Define $$\Psi(s)=\prod_{n=1}^\infty e^{n^{-s}}$$
Noting that
$$ \log\big(\Psi(s)\big)=\zeta(s) $$
where $\zeta(s)=\sum_{n=1}^\infty\frac{1}{n^s},$ which converges for $\Re(s)>1.$
How do you analytically continue $\Psi?$ Is it pretty much the same as analytically continuing $\zeta?$
$\Psi$ converges for $\Re(s)>1$ and so does $\zeta,$ but I still don't understand completely. Do I have to do a composition of power series? I know that $\zeta$ can be analytically continued. I still don't fully understand what happens when you do $e^{\zeta(s)}$ and try to continue that. Thanks so much.

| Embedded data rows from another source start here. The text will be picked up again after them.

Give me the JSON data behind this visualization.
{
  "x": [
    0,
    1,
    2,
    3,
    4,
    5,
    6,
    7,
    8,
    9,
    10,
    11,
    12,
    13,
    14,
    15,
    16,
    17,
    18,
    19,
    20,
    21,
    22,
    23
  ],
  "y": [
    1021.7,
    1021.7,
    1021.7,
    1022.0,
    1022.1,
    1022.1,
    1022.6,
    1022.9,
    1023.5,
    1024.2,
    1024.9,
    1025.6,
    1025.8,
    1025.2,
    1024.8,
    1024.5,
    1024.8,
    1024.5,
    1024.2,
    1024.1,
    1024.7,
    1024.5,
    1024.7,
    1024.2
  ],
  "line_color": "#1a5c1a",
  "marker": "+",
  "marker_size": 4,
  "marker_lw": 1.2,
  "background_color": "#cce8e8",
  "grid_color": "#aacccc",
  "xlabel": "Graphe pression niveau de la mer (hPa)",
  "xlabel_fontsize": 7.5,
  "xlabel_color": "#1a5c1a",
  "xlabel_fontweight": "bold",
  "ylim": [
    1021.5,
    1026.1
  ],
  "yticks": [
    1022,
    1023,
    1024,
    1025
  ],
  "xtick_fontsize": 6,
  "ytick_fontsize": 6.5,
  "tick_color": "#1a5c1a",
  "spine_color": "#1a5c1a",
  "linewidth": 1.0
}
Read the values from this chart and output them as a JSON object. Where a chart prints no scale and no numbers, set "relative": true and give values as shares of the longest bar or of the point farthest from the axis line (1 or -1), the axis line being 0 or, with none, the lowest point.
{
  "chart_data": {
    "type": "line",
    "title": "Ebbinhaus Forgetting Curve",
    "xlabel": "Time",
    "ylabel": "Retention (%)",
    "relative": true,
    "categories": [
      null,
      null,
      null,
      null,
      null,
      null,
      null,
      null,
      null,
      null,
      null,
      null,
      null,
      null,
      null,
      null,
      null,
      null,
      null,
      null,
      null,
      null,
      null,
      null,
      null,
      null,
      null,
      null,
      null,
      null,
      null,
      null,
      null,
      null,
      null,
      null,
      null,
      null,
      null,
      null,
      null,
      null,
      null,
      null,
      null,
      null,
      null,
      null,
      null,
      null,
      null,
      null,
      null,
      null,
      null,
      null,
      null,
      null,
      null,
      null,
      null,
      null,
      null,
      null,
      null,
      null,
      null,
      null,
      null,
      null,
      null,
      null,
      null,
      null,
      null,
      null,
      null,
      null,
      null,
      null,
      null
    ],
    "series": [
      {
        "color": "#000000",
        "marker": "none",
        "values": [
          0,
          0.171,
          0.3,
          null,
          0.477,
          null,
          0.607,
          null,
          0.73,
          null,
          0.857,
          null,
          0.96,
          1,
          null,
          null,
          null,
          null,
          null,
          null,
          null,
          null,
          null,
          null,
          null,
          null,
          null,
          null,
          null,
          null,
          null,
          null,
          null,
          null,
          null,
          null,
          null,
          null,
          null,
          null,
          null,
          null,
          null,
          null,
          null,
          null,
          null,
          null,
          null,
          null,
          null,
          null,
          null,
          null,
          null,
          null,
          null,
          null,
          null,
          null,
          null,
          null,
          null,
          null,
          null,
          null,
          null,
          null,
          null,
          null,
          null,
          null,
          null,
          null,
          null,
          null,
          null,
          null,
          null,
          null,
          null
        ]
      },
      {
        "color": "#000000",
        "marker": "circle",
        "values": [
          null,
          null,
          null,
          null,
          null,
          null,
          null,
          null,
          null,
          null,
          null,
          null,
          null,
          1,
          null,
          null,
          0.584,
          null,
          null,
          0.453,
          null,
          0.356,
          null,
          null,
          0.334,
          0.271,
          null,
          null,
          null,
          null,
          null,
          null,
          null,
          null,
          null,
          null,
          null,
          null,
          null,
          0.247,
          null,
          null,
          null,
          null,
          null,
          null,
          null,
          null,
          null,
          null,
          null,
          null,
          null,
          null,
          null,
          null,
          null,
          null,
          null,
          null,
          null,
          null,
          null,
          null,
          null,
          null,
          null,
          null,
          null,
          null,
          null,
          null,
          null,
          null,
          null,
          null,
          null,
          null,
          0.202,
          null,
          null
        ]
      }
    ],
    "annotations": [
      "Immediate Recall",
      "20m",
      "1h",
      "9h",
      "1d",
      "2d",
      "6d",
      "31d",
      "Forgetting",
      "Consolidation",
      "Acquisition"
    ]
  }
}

Suppose $\Phi$ is some analytic continuation of $\Psi$; that is, $\Phi:U\to\Bbb C$ is holomorphic on some open $U$ (which has nonempty intersection with $\{\Re(s)>1\}$) and $\Phi(s)=\Psi(s)$ for $s\in U$ for $\Re(s)>1$ (there is an open set of such $s$ to make sure this really is an analytic continuation). Then, $\Phi(s)=e^{\zeta(s)}$ for all $s\neq1$ in $U$, where I've liberally analytically extended $\zeta$ to $\Bbb C\setminus\{1\}$. Indeed, this is because $e^{\zeta(s)}$ is the composition of holomorphic functions in $s$ and is thus holomorphic (this is by virtue of the chain rule, or an explicit argument is given here), so knowing $\Phi(s)=\Psi(s)=e^{\zeta(s)}$ for $s\in U$ with $\Re(s)>1$ implies that $\Phi(s)=e^{\zeta(s)}$ has to hold wherever both are defined.
In particular, since $\zeta(s)$ can be analytically continued to all $s\neq1$, so can $\Psi$ and the analytic continuation of $\Psi$ onto $s\neq1$ will coincide with $e^{\zeta(s)}$.